A estratégia de Cook parece ser uma forma de ganhar fôlego. E funcionou, pelo menos por enquanto. A CNBC citou o analista de tecnologia Paolo Pescatore, da PP Foresight, que afirmou que toda essa onda repentina de fusões e aquisições se resumia a uma coisa: proteção.
“A onda de negociações é uma tentativa de garantir um tratamento mais brando em relação às tarifas”, disse Paolo em um e-mail. Ele também afirmou que todas as grandes empresas de tecnologia já sentiram o impacto. “Elas não podem se dar ao luxo de desembolsar milhões de dólares em taxas extras”, disse ele.
Paolo também afirmou que o enorme investimento da Apple provavelmente desencadeará um "efeito dominó", incentivando outras empresas a fazerem o mesmo: investir pesado internamente para garantir a segurança de suas operações globais. O risco para a Apple é especialmente alto, visto que a empresa depende fortemente da China tanto para componentes quanto para acesso ao mercado.

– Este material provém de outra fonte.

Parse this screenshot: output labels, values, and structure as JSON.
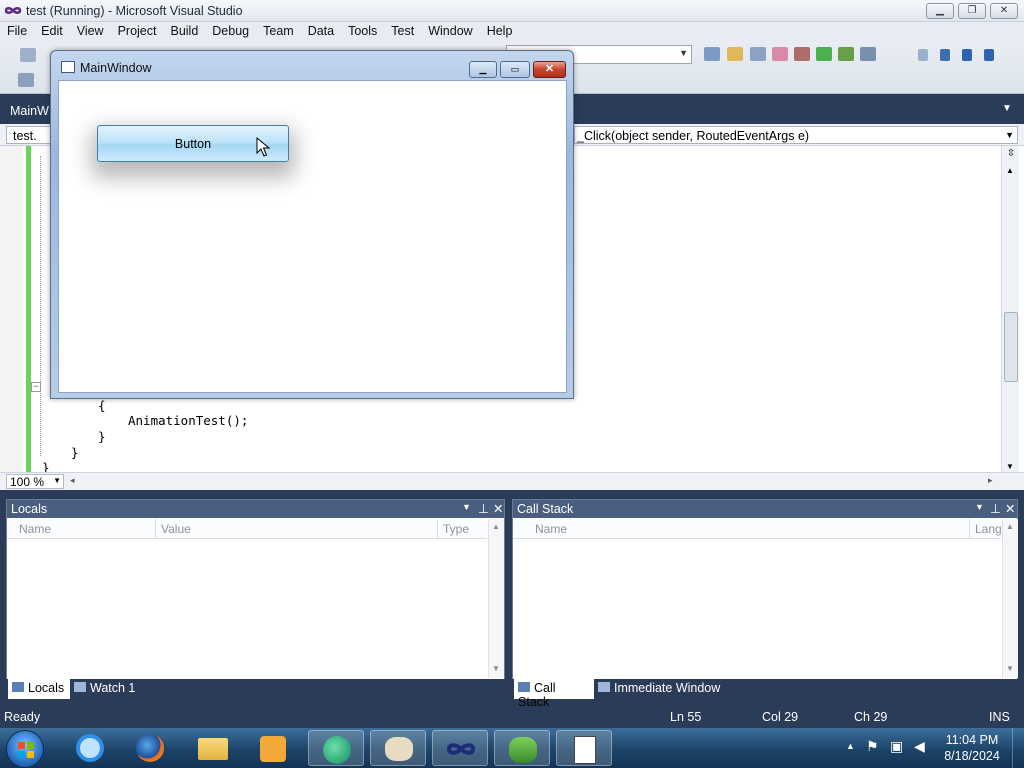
{
  "app": {
    "title": "test (Running) - Microsoft Visual Studio",
    "caption_minimize": "▁",
    "caption_maximize": "❐",
    "caption_close": "✕"
  },
  "menu": [
    "File",
    "Edit",
    "View",
    "Project",
    "Build",
    "Debug",
    "Team",
    "Data",
    "Tools",
    "Test",
    "Window",
    "Help"
  ],
  "doc_tab": {
    "label": "MainW"
  },
  "navbar": {
    "left": "test.",
    "right": "_Click(object sender, RoutedEventArgs e)"
  },
  "code": {
    "line1": "{",
    "line2": "AnimationTest();",
    "line3": "}",
    "line4": "}",
    "line5": "}"
  },
  "zoom": "100 %",
  "locals": {
    "title": "Locals",
    "columns": [
      "Name",
      "Value",
      "Type"
    ],
    "tabs": [
      "Locals",
      "Watch 1"
    ]
  },
  "callstack": {
    "title": "Call Stack",
    "columns": [
      "Name",
      "Lang"
    ],
    "tabs": [
      "Call Stack",
      "Immediate Window"
    ]
  },
  "status": {
    "text": "Ready",
    "ln": "Ln 55",
    "col": "Col 29",
    "ch": "Ch 29",
    "mode": "INS"
  },
  "main_window": {
    "title": "MainWindow",
    "button_label": "Button"
  },
  "taskbar": {
    "time": "11:04 PM",
    "date": "8/18/2024",
    "apps": [
      "internet-explorer-icon",
      "firefox-icon",
      "explorer-icon",
      "media-player-icon",
      "blend-icon",
      "paint-icon",
      "visual-studio-icon",
      "users-icon",
      "notepad-icon"
    ]
  },
  "colors": {
    "vs_chrome": "#2b3c59",
    "panel_header": "#4a5e80",
    "change_bar": "#6bd25f"
  }
}
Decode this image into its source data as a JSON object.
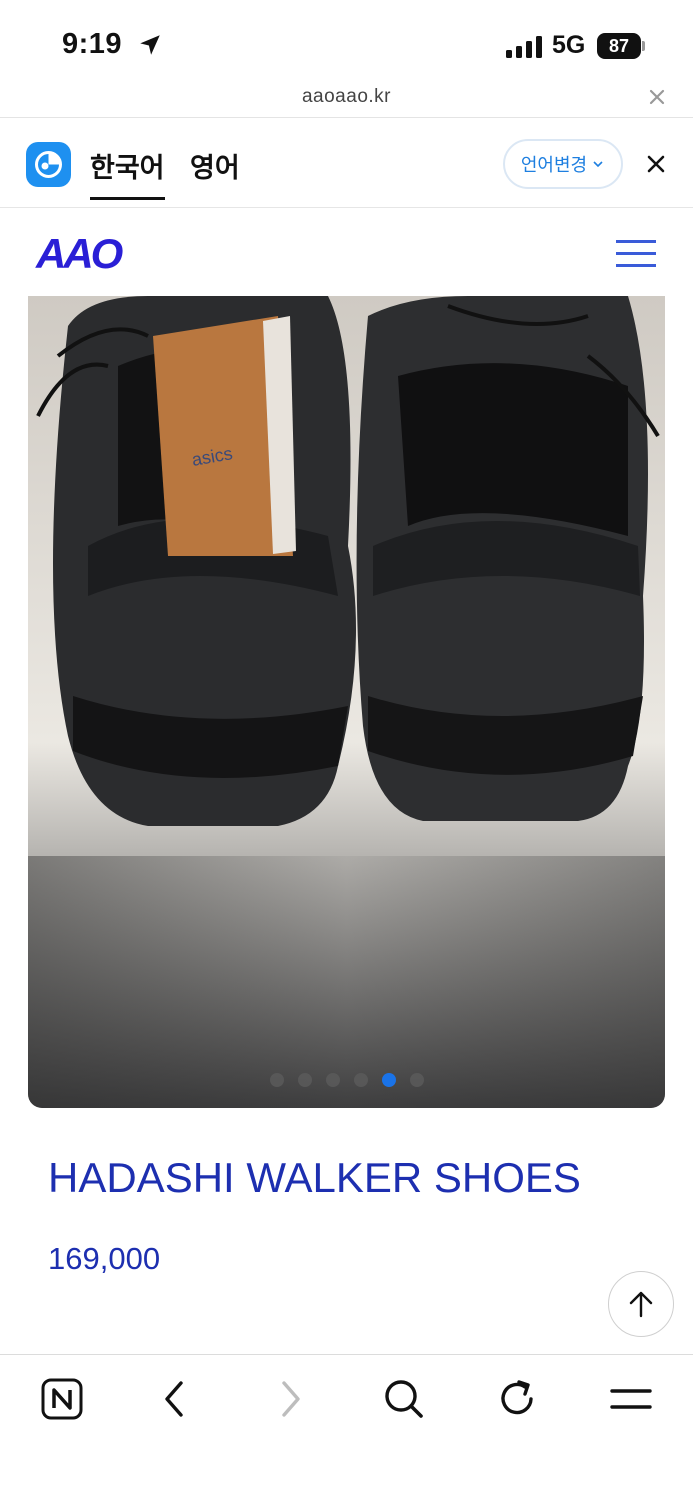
{
  "status_bar": {
    "time": "9:19",
    "network": "5G",
    "battery": "87",
    "icons": [
      "location-arrow-icon",
      "signal-bars-icon",
      "battery-icon"
    ]
  },
  "url_bar": {
    "url": "aaoaao.kr",
    "close_icon": "close-icon"
  },
  "translate_bar": {
    "app_icon": "papago-translate-icon",
    "tabs": [
      {
        "label": "한국어",
        "active": true
      },
      {
        "label": "영어",
        "active": false
      }
    ],
    "change_language_label": "언어변경",
    "close_icon": "close-icon"
  },
  "site_header": {
    "logo": "AAO",
    "menu_icon": "hamburger-menu-icon"
  },
  "product": {
    "image_alt": "black asics sneakers",
    "carousel": {
      "total": 6,
      "active_index": 4
    },
    "name": "HADASHI WALKER SHOES",
    "price": "169,000"
  },
  "scroll_top_icon": "arrow-up-icon",
  "bottom_toolbar": {
    "items": [
      {
        "icon": "naver-home-icon"
      },
      {
        "icon": "back-arrow-icon"
      },
      {
        "icon": "forward-arrow-icon"
      },
      {
        "icon": "search-icon"
      },
      {
        "icon": "refresh-icon"
      },
      {
        "icon": "menu-icon"
      }
    ]
  },
  "colors": {
    "brand_blue": "#2a1fd6",
    "text_blue": "#1d2fb0",
    "accent_blue": "#1e7fe0",
    "active_dot": "#1a73e8"
  }
}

Imposto sobre chips gera reação negativa de executivos de tecnologia
O acordo entre a Nvidia e a AMD está sendo amplamente debatido em fóruns de TV e tecnologia, em meio à crescente confusão. O programa Squawk Box, da CNBC, entrevistou Ray Wang, fundador da Constellation Research, que afirmou ser "bizarro" que ainda não haja clareza sobre se os chips envolvidos estão ou não ligados à segurança nacional.
“Se a resposta for não, tudo bem. O governo vai ficar com uma parte”, disse Ray na segunda-feira. Ele acrescentou ainda que tanto Jensen Huang, da Nvidia, quanto Lisa Su, da AMD, pareciam concordar com o pagamento de 15% como uma solução alternativa, apenas para manter seus contratos na China em andamento.

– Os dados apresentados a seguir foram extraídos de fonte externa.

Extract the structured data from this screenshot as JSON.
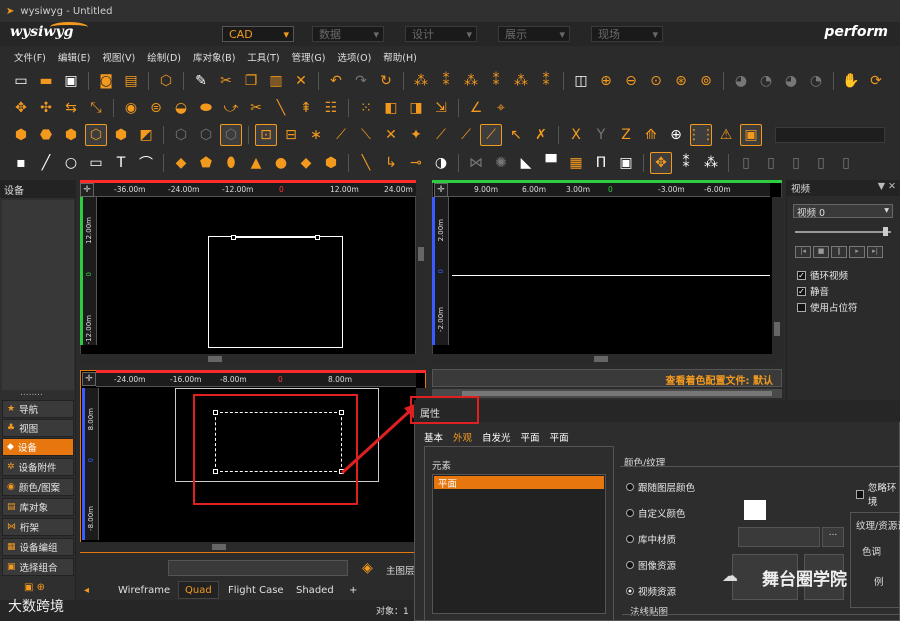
{
  "window": {
    "title": "wysiwyg - Untitled"
  },
  "brand": {
    "name": "wysiwyg",
    "right_logo": "perform"
  },
  "modes": [
    {
      "label": "CAD",
      "active": true
    },
    {
      "label": "数据",
      "active": false
    },
    {
      "label": "设计",
      "active": false
    },
    {
      "label": "展示",
      "active": false
    },
    {
      "label": "现场",
      "active": false
    }
  ],
  "menu": [
    "文件(F)",
    "编辑(E)",
    "视图(V)",
    "绘制(D)",
    "库对象(B)",
    "工具(T)",
    "管理(G)",
    "选项(O)",
    "帮助(H)"
  ],
  "toolbar_icons": {
    "row1": [
      "new-file",
      "open-folder",
      "save",
      "print-preview",
      "print",
      "3d-box",
      "pen",
      "cut",
      "copy",
      "paste",
      "delete",
      "undo",
      "redo",
      "refresh",
      "select-all",
      "select-class",
      "select-layer",
      "select-prev",
      "select-loop",
      "select-inverse",
      "render",
      "zoom-in",
      "zoom-out",
      "zoom-fit",
      "zoom-window",
      "zoom-extents",
      "camera-a",
      "camera-b",
      "camera-c",
      "camera-d",
      "hand",
      "orbit"
    ],
    "row2": [
      "move",
      "rotate",
      "mirror",
      "scale",
      "align",
      "offset",
      "pipe",
      "flip-select",
      "fillet",
      "trim",
      "line-tool",
      "stretch",
      "array",
      "explode",
      "group",
      "ungroup",
      "measure",
      "dimension",
      "angle",
      "coord"
    ],
    "row3": [
      "view-top",
      "view-front",
      "view-side",
      "view-iso",
      "view-back",
      "view-bottom",
      "wire-box",
      "solid-box",
      "snap-grid",
      "snap-end",
      "snap-mid",
      "snap-int",
      "snap-perp",
      "snap-center",
      "snap-node",
      "snap-quad",
      "snap-near",
      "snap-tan",
      "axis-x",
      "axis-y",
      "axis-z",
      "ortho",
      "lock",
      "grid-dots",
      "warning",
      "frame"
    ],
    "row4": [
      "point",
      "line",
      "circle",
      "rectangle",
      "text",
      "arc",
      "plane",
      "block",
      "cylinder",
      "cone",
      "sphere",
      "cube",
      "prism",
      "bar",
      "hook",
      "clamp",
      "target",
      "truss",
      "light",
      "projector",
      "screen",
      "video-wall",
      "curtain",
      "camera",
      "effect",
      "dmx",
      "console",
      "rig"
    ]
  },
  "left_panel": {
    "title": "设备",
    "dots": "........",
    "items": [
      {
        "label": "导航",
        "icon": "star-icon",
        "active": false
      },
      {
        "label": "视图",
        "icon": "sitemap-icon",
        "active": false
      },
      {
        "label": "设备",
        "icon": "lamp-icon",
        "active": true
      },
      {
        "label": "设备附件",
        "icon": "gear-icon",
        "active": false
      },
      {
        "label": "颜色/图案",
        "icon": "palette-icon",
        "active": false
      },
      {
        "label": "库对象",
        "icon": "book-icon",
        "active": false
      },
      {
        "label": "桁架",
        "icon": "truss-icon",
        "active": false
      },
      {
        "label": "设备编组",
        "icon": "group-icon",
        "active": false
      },
      {
        "label": "选择组合",
        "icon": "select-icon",
        "active": false
      }
    ]
  },
  "viewports": {
    "top_left": {
      "ruler_x": [
        "-36.00m",
        "-24.00m",
        "-12.00m",
        "0",
        "12.00m",
        "24.00m"
      ],
      "ruler_y": [
        "12.00m",
        "0",
        "-12.00m"
      ]
    },
    "top_right": {
      "ruler_x": [
        "9.00m",
        "6.00m",
        "3.00m",
        "0",
        "-3.00m",
        "-6.00m"
      ],
      "ruler_y": [
        "2.00m",
        "0",
        "-2.00m"
      ]
    },
    "bottom_left": {
      "ruler_x": [
        "-24.00m",
        "-16.00m",
        "-8.00m",
        "0",
        "8.00m"
      ],
      "ruler_y": [
        "8.00m",
        "0",
        "-8.00m"
      ]
    },
    "bottom_right_status": "查看着色配置文件: 默认"
  },
  "right_panel": {
    "title": "视频",
    "pin": "▼ ✕",
    "select_value": "视频 0",
    "checks": [
      {
        "label": "循环视频",
        "checked": true
      },
      {
        "label": "静音",
        "checked": true
      },
      {
        "label": "使用占位符",
        "checked": false
      }
    ]
  },
  "properties": {
    "title": "属性",
    "tabs": [
      "基本",
      "外观",
      "自发光",
      "平面",
      "平面"
    ],
    "active_tab": 1,
    "element_label": "元素",
    "element_item": "平面",
    "color_section": "颜色/纹理",
    "radios": [
      {
        "label": "跟随图层颜色",
        "on": false
      },
      {
        "label": "自定义颜色",
        "on": false
      },
      {
        "label": "库中材质",
        "on": false
      },
      {
        "label": "图像资源",
        "on": false
      },
      {
        "label": "视频资源",
        "on": true
      }
    ],
    "ignore_env": "忽略环境",
    "texture_label": "纹理/资源设",
    "hue_label": "色调",
    "ratio_label": "例",
    "normal_map": "法线贴图",
    "browse": "..."
  },
  "bottom": {
    "tabs": [
      {
        "label": "Wireframe",
        "active": false
      },
      {
        "label": "Quad",
        "active": true
      },
      {
        "label": "Flight Case",
        "active": false
      },
      {
        "label": "Shaded",
        "active": false
      },
      {
        "label": "+",
        "active": false
      }
    ],
    "layer_label": "主图层",
    "object_count": "对象：1"
  },
  "watermarks": {
    "bottom_left": "大数跨境",
    "bottom_right": "舞台圈学院"
  },
  "colors": {
    "accent": "#f39a1e",
    "active_bg": "#e8760f",
    "highlight_red": "#e02020",
    "ruler_red": "#ff2a2a",
    "ruler_green": "#2ecc40",
    "ruler_blue": "#3a5bff"
  }
}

Mas nem todos veem isso como um acordo limpo. Algumas vozes da indústria o chamam de "extorsão" e até questionam sua constitucionalidade. O acordo se assemelha mais a um imposto sobre exportações do que a uma política comercial normal. E abre caminho para acordos semelhantes cashem troca de acesso com outras empresas que dependem da China.

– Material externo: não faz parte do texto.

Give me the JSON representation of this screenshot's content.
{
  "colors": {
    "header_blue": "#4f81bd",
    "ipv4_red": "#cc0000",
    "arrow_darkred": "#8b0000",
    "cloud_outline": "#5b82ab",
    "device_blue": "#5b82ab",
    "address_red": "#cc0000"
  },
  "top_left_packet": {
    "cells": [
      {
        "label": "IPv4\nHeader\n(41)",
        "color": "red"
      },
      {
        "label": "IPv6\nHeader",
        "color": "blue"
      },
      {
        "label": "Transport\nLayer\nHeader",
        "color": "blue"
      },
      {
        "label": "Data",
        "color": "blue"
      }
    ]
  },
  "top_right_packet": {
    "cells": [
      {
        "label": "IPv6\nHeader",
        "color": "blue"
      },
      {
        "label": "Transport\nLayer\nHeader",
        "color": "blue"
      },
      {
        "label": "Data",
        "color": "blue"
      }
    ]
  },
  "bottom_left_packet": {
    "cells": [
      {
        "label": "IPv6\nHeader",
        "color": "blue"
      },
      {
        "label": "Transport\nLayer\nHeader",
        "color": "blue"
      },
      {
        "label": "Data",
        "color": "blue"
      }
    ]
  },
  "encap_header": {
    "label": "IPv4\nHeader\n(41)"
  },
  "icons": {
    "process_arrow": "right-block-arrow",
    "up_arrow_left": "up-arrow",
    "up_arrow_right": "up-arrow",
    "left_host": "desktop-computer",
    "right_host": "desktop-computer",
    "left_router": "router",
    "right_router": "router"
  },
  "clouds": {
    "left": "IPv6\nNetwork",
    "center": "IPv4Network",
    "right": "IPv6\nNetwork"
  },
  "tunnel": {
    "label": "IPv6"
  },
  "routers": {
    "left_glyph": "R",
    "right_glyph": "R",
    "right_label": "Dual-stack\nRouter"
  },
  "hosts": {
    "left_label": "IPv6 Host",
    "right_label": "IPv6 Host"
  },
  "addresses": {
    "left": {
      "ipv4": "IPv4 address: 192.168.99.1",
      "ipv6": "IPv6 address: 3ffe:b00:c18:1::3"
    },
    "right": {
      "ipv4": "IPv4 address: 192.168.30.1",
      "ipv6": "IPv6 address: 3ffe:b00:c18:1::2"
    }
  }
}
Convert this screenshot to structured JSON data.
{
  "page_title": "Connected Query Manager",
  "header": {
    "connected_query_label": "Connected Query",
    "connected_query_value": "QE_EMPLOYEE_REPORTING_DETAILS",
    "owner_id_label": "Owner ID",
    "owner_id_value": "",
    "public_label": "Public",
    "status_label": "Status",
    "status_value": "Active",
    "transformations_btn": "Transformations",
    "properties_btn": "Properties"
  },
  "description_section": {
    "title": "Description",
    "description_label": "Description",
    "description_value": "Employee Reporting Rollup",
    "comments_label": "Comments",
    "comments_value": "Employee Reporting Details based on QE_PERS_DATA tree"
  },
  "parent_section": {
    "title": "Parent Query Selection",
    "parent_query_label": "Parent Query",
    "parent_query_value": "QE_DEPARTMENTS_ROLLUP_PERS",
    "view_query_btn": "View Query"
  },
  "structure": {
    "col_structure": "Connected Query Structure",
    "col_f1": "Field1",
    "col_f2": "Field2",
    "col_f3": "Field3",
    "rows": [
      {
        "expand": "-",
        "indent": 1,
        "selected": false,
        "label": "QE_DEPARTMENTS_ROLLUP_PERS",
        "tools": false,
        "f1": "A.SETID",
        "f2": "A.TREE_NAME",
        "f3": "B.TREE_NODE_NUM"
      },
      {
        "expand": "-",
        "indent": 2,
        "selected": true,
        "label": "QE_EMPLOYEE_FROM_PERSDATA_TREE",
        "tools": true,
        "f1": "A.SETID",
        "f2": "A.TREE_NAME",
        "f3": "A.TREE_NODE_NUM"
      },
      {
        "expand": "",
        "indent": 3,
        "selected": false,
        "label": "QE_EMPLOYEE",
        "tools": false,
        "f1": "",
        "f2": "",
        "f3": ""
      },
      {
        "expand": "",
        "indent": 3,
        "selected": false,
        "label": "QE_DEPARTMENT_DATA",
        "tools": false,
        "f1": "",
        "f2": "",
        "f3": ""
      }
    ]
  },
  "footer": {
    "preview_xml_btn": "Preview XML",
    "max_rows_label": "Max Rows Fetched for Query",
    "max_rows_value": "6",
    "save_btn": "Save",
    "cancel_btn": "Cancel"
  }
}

A reação do mercado não foi totalmente negativa. As ações da Nvidia e da AMD registraram uma breve alta, com os investidores apostando na continuidade do acesso ao mercado chinês. Mas o otimismo se dissipou rapidamente à medida que cresceram as preocupações sobre se o governo Trump estenderia o mesmo modelo a outros setores.
Os investidores também estão preocupados com a falta de regras. Dan Niles, que administra a Niles Investment Management, disse ao programa "Closing Bell: Overtime" da CNBC que sua preocupação não era se os negócios são bons ou ruins, mas sim a incerteza. "Será que você tem uma política em uma semana e ela muda completamente na semana seguinte?", questionou Dan. "No momento, é isso que me preocupa um pouco mais."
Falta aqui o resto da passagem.